To protect this nonstop muscle, God placed it in a special two-layered bag, called the pericardial sac. The tough outer layer of the sac, called the fibrous pericardium, attaches tightly to the heart. A special lubricant fluid between the two layers allows the heart to slide around with little friction. If it were not for this marvelous lubricated sac, the beating heart would create enough heat to kill us.” Taken from, “A Pocket Guide to the Human Body,” page 43

As for never tiring, “God designed a separate system of nerves called the autonomic nervous system. These nerves differ from the nerves of our five senses because they continuously transmit without fail. They don’t get overwhelmed with information (like the strain on your eyes from staring too long at a bright tie-dyed shirt), so they don’t tire out.
Yet our hearts are different from typical autonomic systems. Most systems, like digestion, don’t have to run constantly. The heart, on the other hand, must function all the time. So God gave the heart a built-in pacemaker that allows it to run regularly, without active outside control.
Sitting on the upper right side of the heart is a cluster of specialized cells called the sinoatrial node. They generate electrical impulses that stimulate the muscles in the upper chambers to contract. The signal continues moving down to another cluster of cells above the lower chambers, which then fire.
These electrical impulses ebb and flow in regular waves, without the need for direct input from the brain.
If needed, however, the brain can directly control heart rate and blood pressure. The brain constantly monitors the heart to evaluate when to step in.” (page 44)

Adrenaline is a big part of how the brain helps the heart help us during strenuous exercise.

As we can see, we can trust God with our bodies. They WERE designed to last forever, but not anymore; sin took care of that. We have this promise, though, in 2 Corinthians 4:16,

16 Therefore we do not lose heart. Though outwardly we are wasting away, yet inwardly we are being renewed day by day.

The Spirit in us would have kept not only the inward person renewed, but the outer person renewed, as well. These physical bodies are part of the old covenant.

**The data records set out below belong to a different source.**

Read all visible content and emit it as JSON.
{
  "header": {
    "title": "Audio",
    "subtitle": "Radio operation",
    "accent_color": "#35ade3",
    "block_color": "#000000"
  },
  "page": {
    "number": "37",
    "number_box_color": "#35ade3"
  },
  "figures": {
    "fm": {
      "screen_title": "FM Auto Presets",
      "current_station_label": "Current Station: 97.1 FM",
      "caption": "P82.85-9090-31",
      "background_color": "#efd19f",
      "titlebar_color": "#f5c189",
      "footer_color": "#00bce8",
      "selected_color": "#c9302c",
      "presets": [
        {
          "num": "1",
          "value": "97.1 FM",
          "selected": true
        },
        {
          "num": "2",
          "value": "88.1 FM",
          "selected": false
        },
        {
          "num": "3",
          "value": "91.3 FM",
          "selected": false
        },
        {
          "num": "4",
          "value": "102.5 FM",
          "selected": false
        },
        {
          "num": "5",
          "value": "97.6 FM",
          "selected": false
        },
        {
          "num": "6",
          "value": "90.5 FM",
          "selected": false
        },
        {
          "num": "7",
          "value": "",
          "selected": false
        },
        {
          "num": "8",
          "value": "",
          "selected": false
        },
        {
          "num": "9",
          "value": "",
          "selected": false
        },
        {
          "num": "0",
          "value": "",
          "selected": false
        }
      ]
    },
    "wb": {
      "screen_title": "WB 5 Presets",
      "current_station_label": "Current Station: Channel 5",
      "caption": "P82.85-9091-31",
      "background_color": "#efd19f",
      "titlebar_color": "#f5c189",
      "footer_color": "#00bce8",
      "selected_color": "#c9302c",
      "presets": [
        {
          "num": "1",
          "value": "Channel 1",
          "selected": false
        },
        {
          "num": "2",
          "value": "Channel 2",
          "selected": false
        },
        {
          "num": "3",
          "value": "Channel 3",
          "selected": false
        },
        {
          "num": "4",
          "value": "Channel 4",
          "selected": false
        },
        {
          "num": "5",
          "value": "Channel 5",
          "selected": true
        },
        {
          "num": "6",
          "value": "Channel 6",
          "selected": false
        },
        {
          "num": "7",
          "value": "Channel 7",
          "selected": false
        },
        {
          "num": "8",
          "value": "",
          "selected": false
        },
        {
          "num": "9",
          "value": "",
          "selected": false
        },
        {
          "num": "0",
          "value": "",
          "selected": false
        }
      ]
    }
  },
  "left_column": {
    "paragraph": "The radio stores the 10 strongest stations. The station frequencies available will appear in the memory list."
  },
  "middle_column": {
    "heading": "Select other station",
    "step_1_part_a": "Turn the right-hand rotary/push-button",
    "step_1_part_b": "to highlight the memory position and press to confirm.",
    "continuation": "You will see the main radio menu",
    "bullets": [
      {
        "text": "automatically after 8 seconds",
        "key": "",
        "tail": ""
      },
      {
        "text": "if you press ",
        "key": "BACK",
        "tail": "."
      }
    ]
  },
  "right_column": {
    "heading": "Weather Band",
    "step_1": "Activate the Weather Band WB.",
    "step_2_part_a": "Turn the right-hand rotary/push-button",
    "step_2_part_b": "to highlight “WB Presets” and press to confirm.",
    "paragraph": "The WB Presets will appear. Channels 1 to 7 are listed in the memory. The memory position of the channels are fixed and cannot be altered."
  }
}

Jesus has new bodies awaiting us beyond this physical world,

For we know that if the earthly tent we live in is destroyed, we have a building from God, an eternal house in heaven, not built by human hands. Meanwhile we groan, longing to be clothed instead with our heavenly dwelling, because when we are clothed, we will not be found naked. For while we are in this tent, we groan and are burdened, because we do not wish to be unclothed but to be clothed instead with our heavenly dwelling, so that what is mortal may be swallowed up by life. Now the one who has fashioned us for this very purpose is God, who has given us the Spirit as a deposit, guaranteeing what is to come. 2 Corinthians 5:2-5

Abba, it is this promise, this guarantee, that gives us hope for the future. We are confident that You will keep Your promise to keep us with You and to see You in Your glory (John 17:24). May we keep the main thing the main thing: Trusting You daily for everything. Amen.